許知言和齊山仁盯著突然冒出來的女人時,她也在打量他們。

利爾顯然沒有將齊山仁放在眼裡,她隻是掃了一眼窗邊傻站著的玩家,隨即目光落到了坐在凳子上的許知言身上。

麵容精致的青年鬆鬆垮垮靠著椅背,兩條修長的腿隨意交疊坐著,手肘支在扶手上以便虛握右手撐著下顎,這明明是個懶散的姿勢,但對上那雙沉默漆黑的雙眼,一種上位者的隱隱壓迫感猛地傳遞過來。

利爾下意識退後了兩步,方才還虛虛搭在門邊的手指瞬間收緊。

他……他想殺人!

下一秒,利爾看到青年笑了。

溫和柔軟的笑容衝散了不笑時不怒自威的氣勢,以至於前後差彆太大,讓她有一瞬間的恍惚,以為自己看錯了。

“抱歉,剛剛在想事情。”

已經收斂表情的許知言溫聲開口。

媽的,齊山仁昧下道具的舉動差點讓他繃不住

心態。

還好腦子反應快,許知言立馬換上溫柔麵具,站起來一臉擔憂地望向利爾:“利爾小姐?你彆害怕,我們不是壞人。”

聽到稱呼,門邊的女人瞪圓眼睛,似乎沒想到他們兩個知道她的名字。

“你們……你們是…救援隊的人嗎?”她露出驚訝表情,神情中透著激動和緊張。

許知言點頭,一臉誠懇,齊山仁還有些懵。

也顧不得那麼多,利爾急忙把門開到最大,向著兩人招手:“你們快跟我走,這裡到處都是監控,我爸爸已經發現你們兩個了,他正帶人來抓你們,我帶你們離開這裡,其他的事情路上解釋。”

齊山仁連忙擺手製止:“不用,待在這裡我們很安全。”

這裡不受規則保護,就算廠長帶人來抓他們,他們也能夠反擊自保,如果廠長親自送上門來那更好,直接全部抓走,他對許知言的能力很有信心。
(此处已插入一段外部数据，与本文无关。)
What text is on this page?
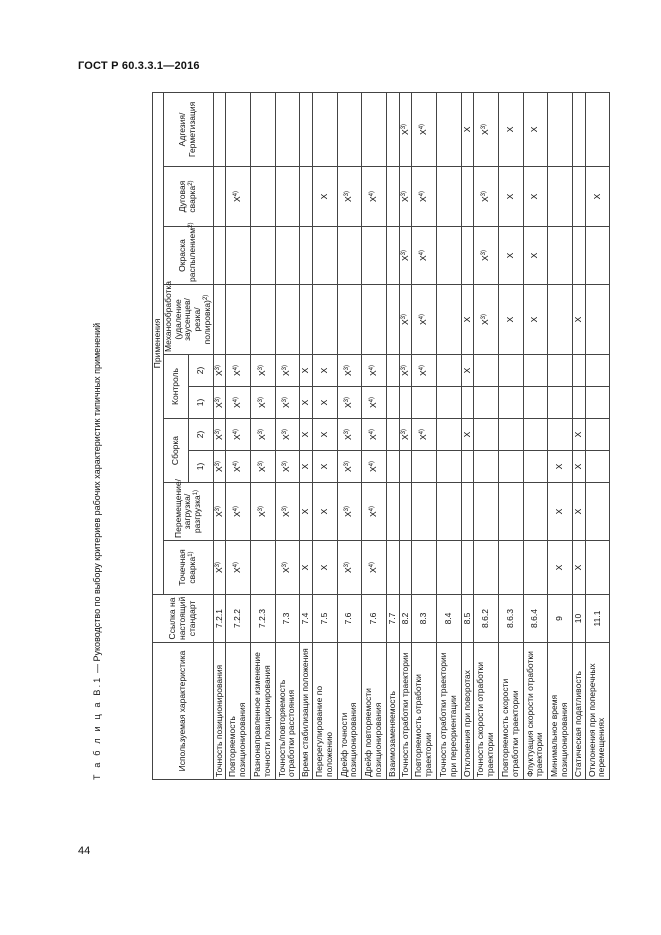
ГОСТ Р 60.3.3.1—2016
Т а б л и ц а В.1 — Руководство по выбору критериев рабочих характеристик типичных применений
Используемая характеристика	Ссылка на настоящий стандарт	Применения									
		Точечная сварка$^{1)}$	Перемещение/загрузка/разгрузка$^{1)}$	Сборка		Контроль		Механообработка (удаление заусенцев/резка/полировка)$^{2)}$	Окраска распылением$^{2)}$	Дуговая сварка$^{2)}$	Адгезия/Герметизация
				1)	2)	1)	2)				
Точность позиционирования	7.2.1	$X^{3)}$	$X^{3)}$	$X^{3)}$	$X^{3)}$	$X^{3)}$	$X^{3)}$				
Повторяемость позиционирования	7.2.2	$X^{4)}$	$X^{4)}$	$X^{4)}$	$X^{4)}$	$X^{4)}$	$X^{4)}$			$X^{4)}$	
Разнонаправленное изменение точности позиционирования	7.2.3		$X^{3)}$	$X^{3)}$	$X^{3)}$	$X^{3)}$	$X^{3)}$				
Точность/повторяемость отработки расстояния	7.3	$X^{3)}$	$X^{3)}$	$X^{3)}$	$X^{3)}$	$X^{3)}$	$X^{3)}$				
Время стабилизации положения	7.4	X	X	X	X	X	X				
Перерегулирование по положению	7.5	X	X	X	X	X	X			X	
Дрейф точности позиционирования	7.6	$X^{3)}$	$X^{3)}$	$X^{3)}$	$X^{3)}$	$X^{3)}$	$X^{3)}$			$X^{3)}$	
Дрейф повторяемости позиционирования	7.6	$X^{4)}$	$X^{4)}$	$X^{4)}$	$X^{4)}$	$X^{4)}$	$X^{4)}$			$X^{4)}$	
Взаимозаменяемость	7.7										
Точность отработки траектории	8.2				$X^{3)}$		$X^{3)}$	$X^{3)}$	$X^{3)}$	$X^{3)}$	$X^{3)}$
Повторяемость отработки траектории	8.3				$X^{4)}$		$X^{4)}$	$X^{4)}$	$X^{4)}$	$X^{4)}$	$X^{4)}$
Точность отработки траектории при переориентации	8.4										
Отклонения при поворотах	8.5				X		X	X			X
Точность скорости отработки траектории	8.6.2							$X^{3)}$	$X^{3)}$	$X^{3)}$	$X^{3)}$
Повторяемость скорости отработки траектории	8.6.3							X	X	X	X
Флуктуация скорости отработки траектории	8.6.4							X	X	X	X
Минимальное время позиционирования	9	X	X	X							
Статическая податливость	10	X	X	X	X			X			
Отклонения при поперечных перемещениях	11.1									X	
44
“不過利爾小姐到底都遇到了什麼,這個廠區和城市,又都發生了什麼?”他學著許知言的樣子,冷靜詢問。

女人聽到這話,麵露喜色,但隨即又想到什麼表情糾結。

“之前救援隊的人也是這麼說的,但最後……”她抿著唇,快速說起之前的事情:“這座城市早就壞掉了,我們不過是苟延殘喘龜縮在這裡,為了活下去我父親做了許多錯事。”

城市的異變幾十年前便悄然出現。

“最開始是一些莫名其妙的災難。”

“隻覆蓋某小區的超強降雨、寒冬中有人熱死在馬路旁、死去的親人再次出現在飯桌上……”

回憶讓利爾痛苦地閉上眼。

她細細講述著城市失去正常規則後發生的事情。

“那時候沒人意識到,是這座城市的規則‘活’過來了。”

規則本應是牢固、穩定、有規律的。

但鏽斑城的規則卻不再像以往那樣守護著城市,反而成了將城市推入深淵的罪魁禍首。

“……我沒見過這座城市的規則是什麼樣子的,但它確實有了自己的思想,成為了異樣的存在,它利用規則殺人,喜歡吞噬活著的生命來讓自己不斷進化,我們稱規則本身為‘它’。”

一口氣說完,利爾小姐的情緒逐漸緩和下來。

高跟鞋踩在布滿鏽斑的地麵上,她往前走了幾步,歎息道:“我父親為了讓廠區的員工活下去,不得已和它簽訂了協約。”

它喜好黃金與鮮活靈魂。

廠區的所有者,為了能讓一部分活下來,不得已以另外一部分人為祭品,加工製成帶著活人氣息的工藝品,在深夜時獻給逐漸具象化的規則之獸。

“這也是無奈之舉,但它吞噬的活人越多,就能夠汲取越多規則……”

女人低下頭,死死咬著自己的嘴唇。

“我知道他這麼做不對,所以我不希望再有人犧牲了。”

真情流露的利爾小姐說起了那些為了尋找她而被留下的救援隊成員

,潸然淚下。

說完她像是下定了某種決心,走上前來指著她來時的小門:“這裡不安全,我爸爸有方法能讓規則重新覆蓋這裡,他們很快就要上來了,如果現在不走,你們可能也要被抓住!”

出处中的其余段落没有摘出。